Tuesday, August 10, 2004


I found what I had originally written. Here it is. You were still alive.



July 17, 2001

In October my wife, Laurie and I will have our third child. Even though all three were conceived naturally, we have a significant number of embryos in frozen storage on the Upper East Side courtesy of nine in vitro fertilization cycles. As far as we know, ours may well be the largest personal cache of embryos anywhere. As chronicled in the New York Times Sunday Magazine cover story on July 1, we attempted IVF so often because we were trying to have another child who was free of Fanconi anemia (FA), the deadly genetic disease we had passed to our first son, Henry. We were also trying to guarantee a perfectly matched bone marrow donor for the transplant that Henry so desperately needed.

The remarkable science that allows families to identify and implant healthy embryos through IVF is called Pre-implantation Genetic Diagnosis (PGD). PGD is a godsend to parents like my wife and me who are carriers of genetic disease and want to have healthy children while avoiding any prospect of abortion. Naturally, PGD is only available to us now because of past research performed on human embryos.

The science of PGD has been pushed to the point where it can also identify an embryo that would be the best stem cell donor for its sibling. The application of this science is in its early stages but holds tremendous promise for all children suffering from diseases that can be treated with a stem cell transplant, like leukemia. If we had become pregnant with a healthy genetic match though IVF, then our doctors could have painlessly taken stem cells from the baby's umbilical cord at birth to cure his or her older brother's bone marrow failure and save Henry's life. Unfortunately, we were unsuccessful and Henry's deteriorating health forced us to undertake his transplant one year ago using a less desirable unrelated bone marrow donor. Henry is alive today but clinically has suffered so much more - spending a year in and out of the hospital, enduring invasive lung, brain, liver and skin biopsies - than if he had received stem cells from a genetically matched sibling. Although time ran out for us, further research on embryos will improve the success rate for all of the families coming after us hoping to use PGD to have healthy children who are also well-matched stem cell donors for sick siblings. Fortunately, we are in a position to help.

Now that Laurie and I are done baby making, we asked The Center for Reproductive Medicine and Infertility at the New York Presbyterian Hospital - Weill Medical College of Cornell University to send us its "Embryo Disposition Consent" form. The consent form came in the mail today and unlike the other medical related decisions we have had to make over the past five-and-one-half years of Henry's chronic illness, this one did not require much thought. The document details three clear choices, (1) donate our embryos to a married couple trying to have children, (2) thaw and dispose, or (3) donate them for research.

After Henry's transplant we did try one more IVF attempt, a "frozen" cycle, to have the third child we have always wanted. Embryologists at Cornell had to thaw 19 of our healthy embryos just to get three that would thrive enough for transfer. After these 3 were implanted in Laurie's uterus but failed to grow, we knew that the remaining 60 or so embryos still preserved represented a tremendous opportunity to make medical advances, not babies. Embryonic stem cell research improved the science of bone marrow transplantation and is responsible for saving Henry's life.
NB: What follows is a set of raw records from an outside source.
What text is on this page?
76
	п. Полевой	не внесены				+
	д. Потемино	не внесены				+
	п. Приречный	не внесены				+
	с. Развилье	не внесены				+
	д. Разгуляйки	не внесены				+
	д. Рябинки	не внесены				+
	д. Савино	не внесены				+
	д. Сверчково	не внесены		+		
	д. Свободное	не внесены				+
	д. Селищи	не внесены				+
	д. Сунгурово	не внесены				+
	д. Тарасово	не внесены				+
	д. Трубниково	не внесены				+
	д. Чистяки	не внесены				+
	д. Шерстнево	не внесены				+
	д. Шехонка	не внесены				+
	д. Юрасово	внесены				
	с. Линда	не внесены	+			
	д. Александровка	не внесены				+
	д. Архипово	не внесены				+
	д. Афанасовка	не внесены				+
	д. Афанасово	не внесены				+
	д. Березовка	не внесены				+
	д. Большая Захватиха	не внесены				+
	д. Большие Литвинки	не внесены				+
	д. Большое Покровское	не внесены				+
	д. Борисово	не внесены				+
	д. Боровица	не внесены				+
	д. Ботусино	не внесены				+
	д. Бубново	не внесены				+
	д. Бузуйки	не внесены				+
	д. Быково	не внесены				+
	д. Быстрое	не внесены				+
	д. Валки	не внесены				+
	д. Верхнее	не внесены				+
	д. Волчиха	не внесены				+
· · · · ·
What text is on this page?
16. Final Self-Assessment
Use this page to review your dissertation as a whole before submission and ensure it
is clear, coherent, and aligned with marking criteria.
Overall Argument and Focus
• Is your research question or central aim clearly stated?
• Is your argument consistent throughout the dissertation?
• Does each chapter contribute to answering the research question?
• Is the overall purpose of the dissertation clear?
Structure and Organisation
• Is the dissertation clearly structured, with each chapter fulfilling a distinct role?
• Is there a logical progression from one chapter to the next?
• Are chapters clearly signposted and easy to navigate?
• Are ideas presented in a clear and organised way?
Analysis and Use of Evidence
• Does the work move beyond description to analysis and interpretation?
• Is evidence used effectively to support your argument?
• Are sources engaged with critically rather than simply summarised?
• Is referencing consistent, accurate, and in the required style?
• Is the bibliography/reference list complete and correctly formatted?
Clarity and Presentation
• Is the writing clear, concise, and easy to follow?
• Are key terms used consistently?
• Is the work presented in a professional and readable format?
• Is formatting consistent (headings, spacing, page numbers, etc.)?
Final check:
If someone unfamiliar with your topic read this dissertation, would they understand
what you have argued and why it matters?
And while stem cells extracted from embryos hold the promise of a cure for Alzheimers, Parkinson's and diabetes, we should not forget that research using embryos is also critical to the treatment of infertility, pregnancy loss, genetic disease and cancer. Today as we check the box with our preference to donate these embryos, so precious not for the lives they might become but for the lives they might save, we are understandably concerned about the current uncertainty over federal support for embryo research.

When their daughter Robin died almost 50 years ago at age three of leukemia, George and Barbara Bush lost the same heartbreaking fight Laurie and I have fought for the past 5 years. If Robin had come into the world today, medical advances partly born out of research conducted on human embryos could potentially save her life. Continued embryo research provides hope where there once was none. Robin's brother, our president, can honor her memory by supporting a federal role in embryo research. He made the case so strongly in his inaugural address; "We must show courage in a time of blessing by confronting problems instead of passing them on to future generations. Where there is suffering, there is duty. Americans in need are not strangers; they are citizens, not problems, but priorities. And all of us are diminished when any are hopeless."

Clearly, in this time of blessing it is critical that President Bush does his duty and provides hope to families suffering from illness and chronic disease by authorizing funding and oversight of embryo research. All Mr. Bush needs to do is to look as far as his own family to see that this is a priority, not a problem.